Funk grew up in Indianapolis, graduated from Syracuse and got his professional start in 1971 in Danville, Ill., broadcasting University of Illinois basketball and football games and Danville Warriors minor-league baseball games. (Incidentally, upon returning to Chicago in the ’90s, Funk would reprise his role as Illinois football announcer for a few seasons.)

He broke in an as an NBA announcer with Julius Erving’s Philadelphia 76ers in 1976-77, then worked for the Kansas City Kings before returning to the Sixers in 1982-83 for seven seasons. He spent three seasons with the New Jersey Nets en route to Chicago.

“Not only has Neil called games for some of the NBA’s greatest players, but he has had a career that makes him one of the NBA’s most trusted broadcasters of all time,” Bulls Chairman Jerry Reinsdorf said in a statement, saying Funk has helped make “our broadcasts among the best in the league.”

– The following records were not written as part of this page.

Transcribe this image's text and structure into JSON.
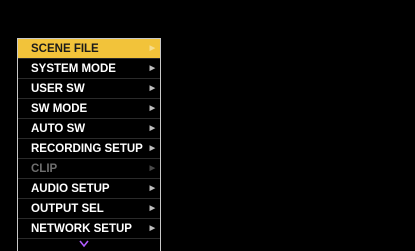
{
  "menu": {
    "items": [
      {
        "label": "SCENE FILE",
        "selected": true,
        "enabled": true
      },
      {
        "label": "SYSTEM MODE",
        "selected": false,
        "enabled": true
      },
      {
        "label": "USER SW",
        "selected": false,
        "enabled": true
      },
      {
        "label": "SW MODE",
        "selected": false,
        "enabled": true
      },
      {
        "label": "AUTO SW",
        "selected": false,
        "enabled": true
      },
      {
        "label": "RECORDING SETUP",
        "selected": false,
        "enabled": true
      },
      {
        "label": "CLIP",
        "selected": false,
        "enabled": false
      },
      {
        "label": "AUDIO SETUP",
        "selected": false,
        "enabled": true
      },
      {
        "label": "OUTPUT SEL",
        "selected": false,
        "enabled": true
      },
      {
        "label": "NETWORK SETUP",
        "selected": false,
        "enabled": true
      }
    ],
    "submenu_icon": "chevron-right-icon",
    "more_icon": "chevron-down-icon"
  },
  "colors": {
    "background": "#000000",
    "selected_bg": "#f2c33a",
    "text": "#ffffff",
    "disabled_text": "#6e6e6e",
    "more_indicator": "#b05cff"
  }
}
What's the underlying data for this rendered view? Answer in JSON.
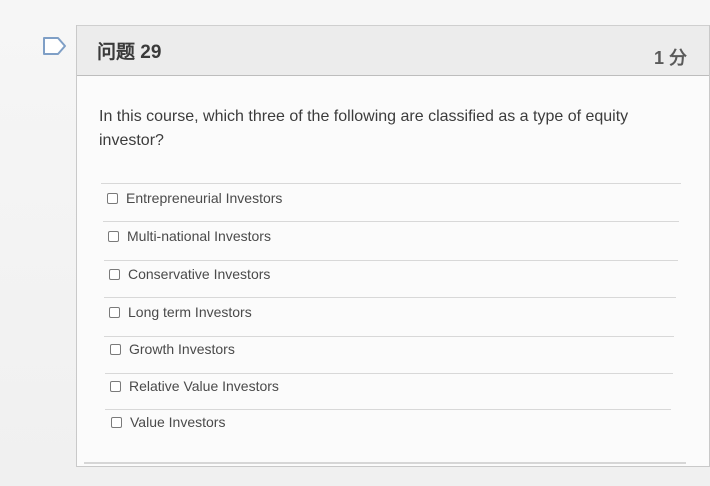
{
  "question": {
    "title": "问题 29",
    "points": "1 分",
    "text": "In this course, which three of the following are classified as a type of equity investor?"
  },
  "options": [
    {
      "label": "Entrepreneurial Investors",
      "checked": false
    },
    {
      "label": "Multi-national Investors",
      "checked": false
    },
    {
      "label": "Conservative Investors",
      "checked": false
    },
    {
      "label": "Long term Investors",
      "checked": false
    },
    {
      "label": "Growth Investors",
      "checked": false
    },
    {
      "label": "Relative Value Investors",
      "checked": false
    },
    {
      "label": "Value Investors",
      "checked": false
    }
  ],
  "colors": {
    "header_bg": "#ececec",
    "card_bg": "#fbfbfb",
    "flag_stroke": "#7f9fc6"
  },
  "icons": {
    "flag": "bookmark-flag-icon"
  }
}
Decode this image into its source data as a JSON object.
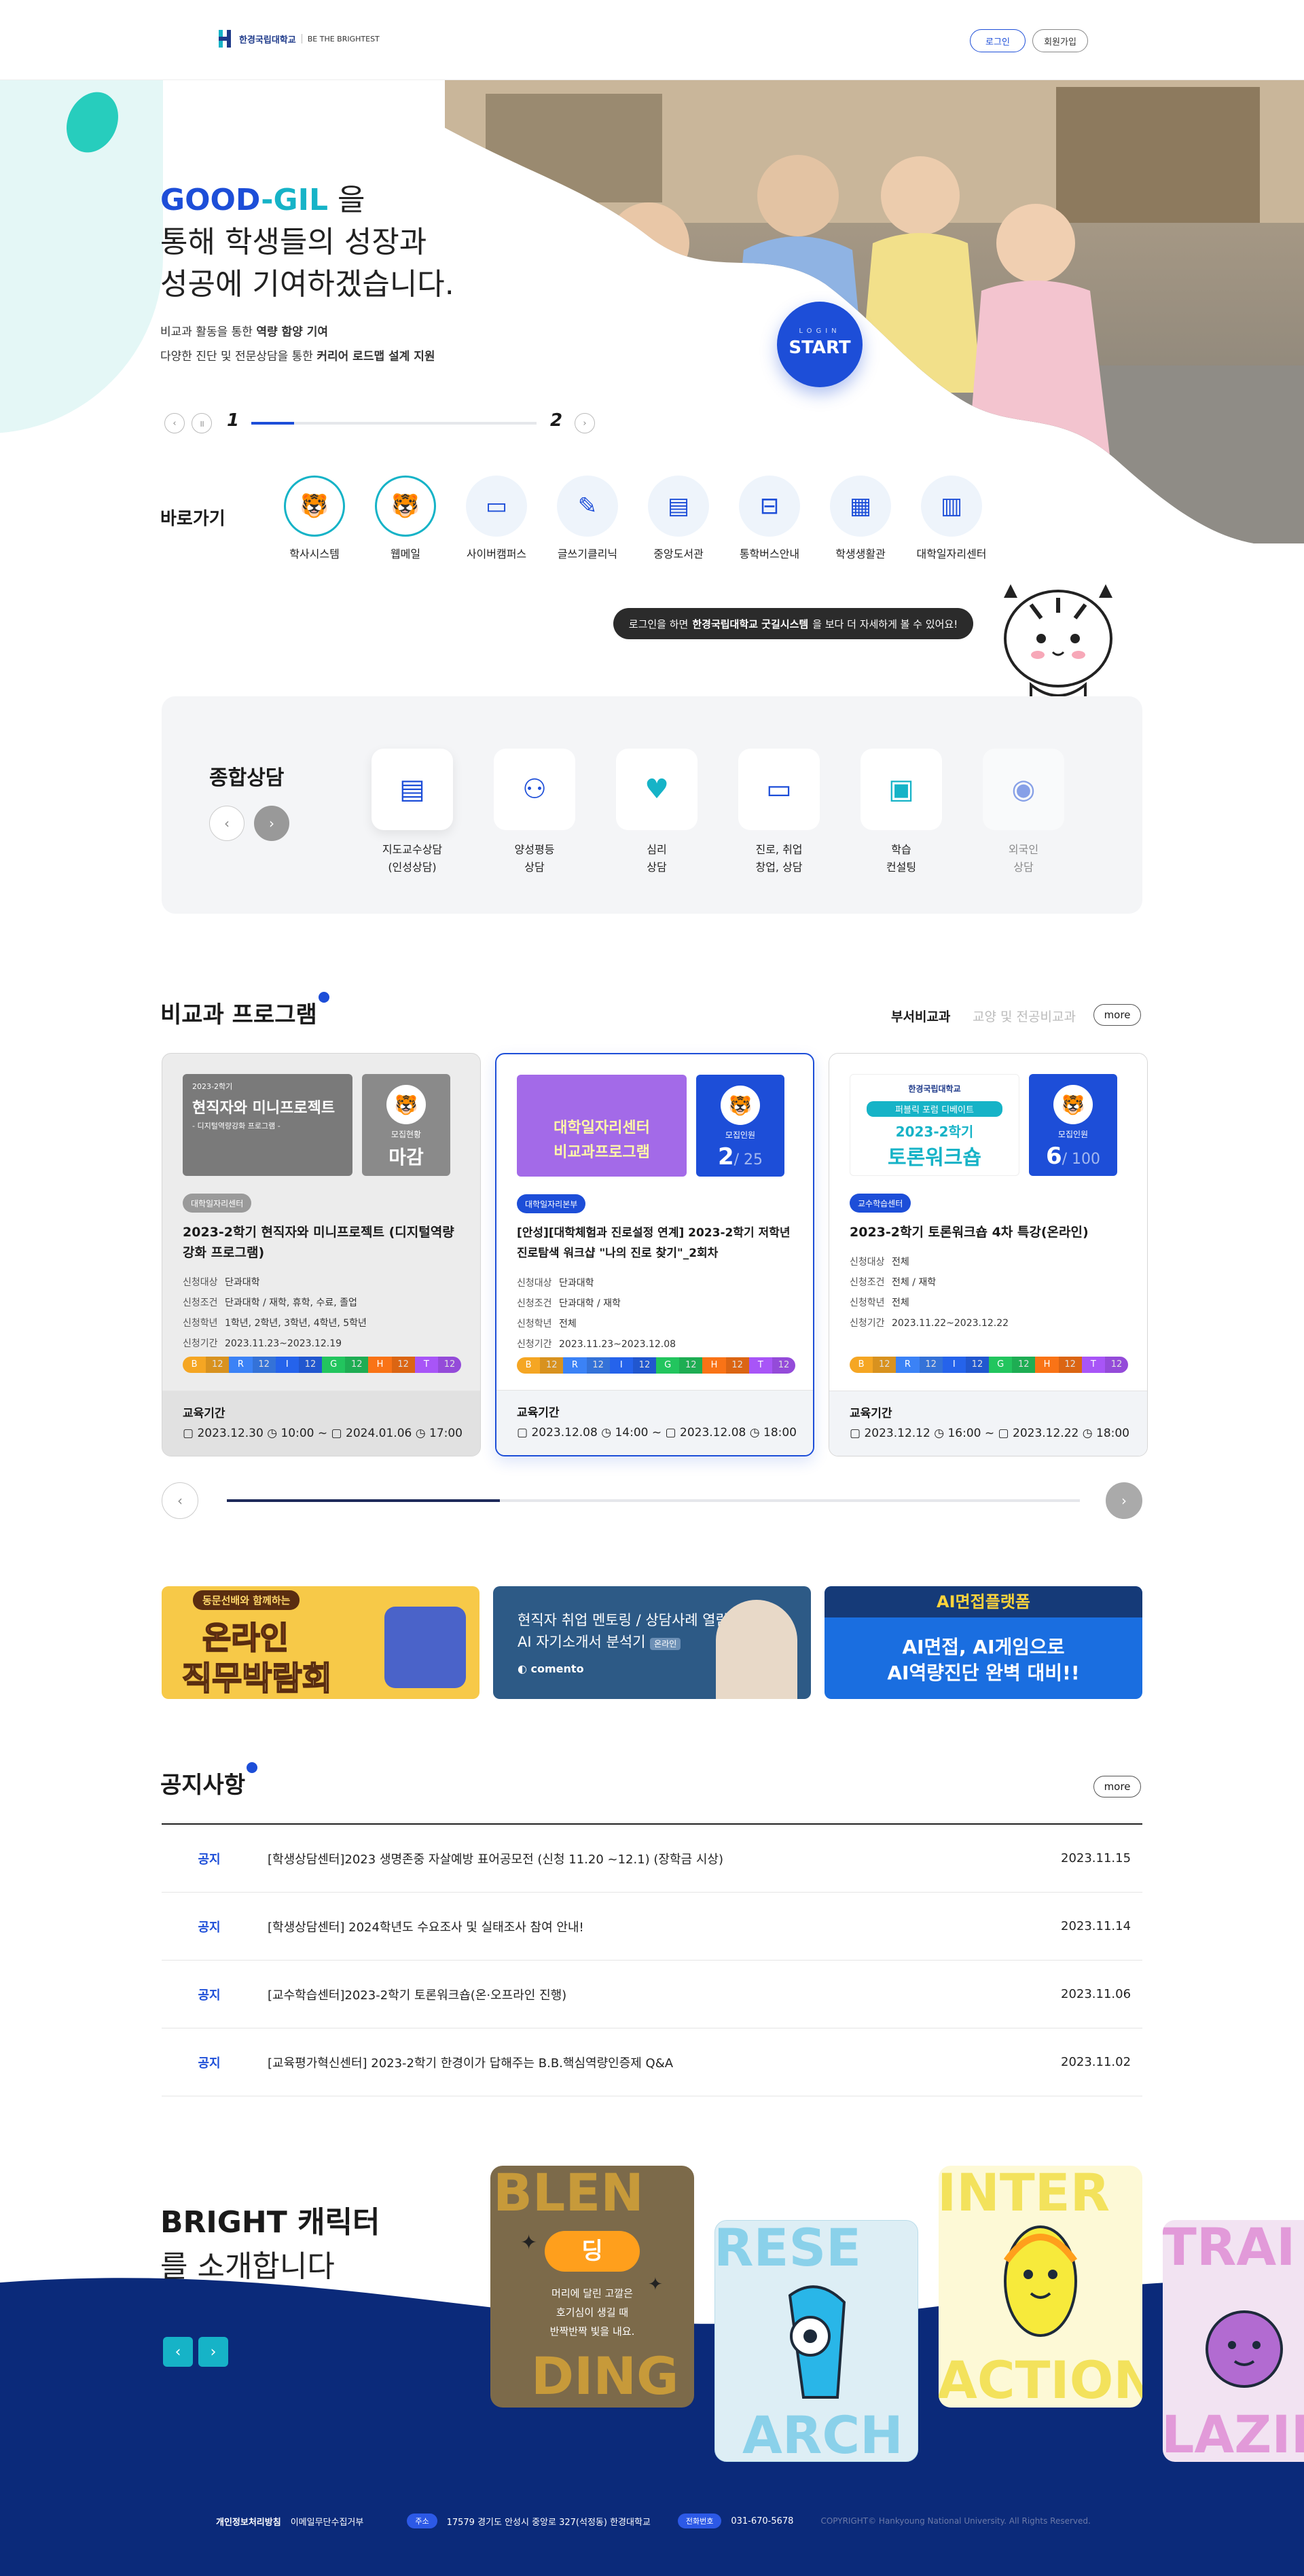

Funk, who will turn 73 in late December, said the Bulls have been great as “the last couple seasons I’ve been having some feelings about having some finality to this” leading up to Wednesday’s announcement.

“It’s time to say, ‘That’s enough,’ ” Funk said. “It happens to everybody. The other day I was looking to see who was around from when I started doing NBA games, and there’s one (announcer) — Al McCoy in Phoenix — and that’s it. So it was just time.”

Funk is confident the Bulls will hire a strong successor.

“Whoever they bring in, I know it will be somebody good because the people they used last year — whether it was Jason Benetti or Adam Amin or J.B. Long or whoever they used — were terrific play-by-play guys,” Funk said.

“The only hope I have is that whoever they bring in is going to be here for a long time, that it’s not going to be a stepping-stone to something and that they’ll enjoy doing Chicago Bulls games as much as I did for as long as I did.”

Although his role as an NBA play-by-play announcer will be ending, Funk is hopeful he’ll remain connected to the team or business in some way.

“I’d like to do something to keep my hand in,” Funk said. “At some point in time I’ll probably try to sit down with Michael Reinsdorf and Susan Goodenow (the Bulls vice president of marketing and communication) and see if there’s any slot for me.

“I don’t want to be intrusive. I don’t want to be one of these guys who just hangs around to hang around. I’ve had some people talk to me about doing some consulting. I wouldn’t mind doing an occasional college game or something like that, but no more NBA.”